Still, the laptop and its more than 35,000 files provide a rare and unsettling window into the Islamist State's inner workings. One U.S. official, who spoke on the condition of anonymity to discuss developing intelligence, said the files on the laptop offer some of the most precise information to date on the Islamic State's WMD aspirations. The information indicates that the Islamic State likely now has the ability to build at least some form of biological or chemical weapon, the official said.

The laptop, which was examined by correspondents for Foreign Policy, contains thousands of files related to planning and launching terrorist attacks. Most troubling is a document that discusses how to weaponize bubonic plague. But turning that knowledge into a working weapon requires particular expertise, and it's not clear that the Islamic State has it.

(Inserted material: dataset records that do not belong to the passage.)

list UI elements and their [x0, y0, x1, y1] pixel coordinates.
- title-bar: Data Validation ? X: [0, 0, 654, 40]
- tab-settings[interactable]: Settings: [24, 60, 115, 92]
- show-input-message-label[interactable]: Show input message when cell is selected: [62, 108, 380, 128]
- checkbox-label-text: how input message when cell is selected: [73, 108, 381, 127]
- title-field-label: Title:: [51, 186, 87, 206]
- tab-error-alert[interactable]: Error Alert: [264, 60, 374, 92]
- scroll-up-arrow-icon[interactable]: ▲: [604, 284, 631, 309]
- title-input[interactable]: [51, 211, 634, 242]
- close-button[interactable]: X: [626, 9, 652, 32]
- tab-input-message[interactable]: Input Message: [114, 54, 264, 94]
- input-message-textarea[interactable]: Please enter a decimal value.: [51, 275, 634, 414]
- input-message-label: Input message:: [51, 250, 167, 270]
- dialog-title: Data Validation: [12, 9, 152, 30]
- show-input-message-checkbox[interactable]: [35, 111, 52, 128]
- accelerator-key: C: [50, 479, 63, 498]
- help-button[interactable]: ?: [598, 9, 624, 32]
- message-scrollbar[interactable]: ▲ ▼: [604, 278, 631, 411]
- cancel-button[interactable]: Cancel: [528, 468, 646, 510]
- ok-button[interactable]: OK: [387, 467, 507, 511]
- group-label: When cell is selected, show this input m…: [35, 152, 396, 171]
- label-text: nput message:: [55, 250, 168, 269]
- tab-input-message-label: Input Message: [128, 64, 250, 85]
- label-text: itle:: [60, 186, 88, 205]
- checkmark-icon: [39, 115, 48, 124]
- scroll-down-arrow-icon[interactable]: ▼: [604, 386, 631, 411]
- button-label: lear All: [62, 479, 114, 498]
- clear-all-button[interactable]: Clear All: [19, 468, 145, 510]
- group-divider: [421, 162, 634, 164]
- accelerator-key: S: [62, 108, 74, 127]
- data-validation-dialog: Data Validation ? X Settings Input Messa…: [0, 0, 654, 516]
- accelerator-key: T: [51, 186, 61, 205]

"That they have the capabilities and intentions [to build some WMD] is beyond dispute," Gartenstein-Ross said. But the Islamic State would still face considerable obstacles if it actually attempted to build a weapon with bubonic plague. "It's a very dangerous thing to try to harness as an offensive weapon, in part because you might kill all your own guys in the process," Gartenstein-Ross said.

But the risk of building WMD hasn't blunted terrorists' ambition. Only last year, Iraqi officials broke up an al Qaeda cell in Iraq that attempted to build chemical weapons for attacks in the West. Chemical weapons are potentially less dangerous than weaponized biological agents, which is what makes the files on the Islamic State's laptop so concerning.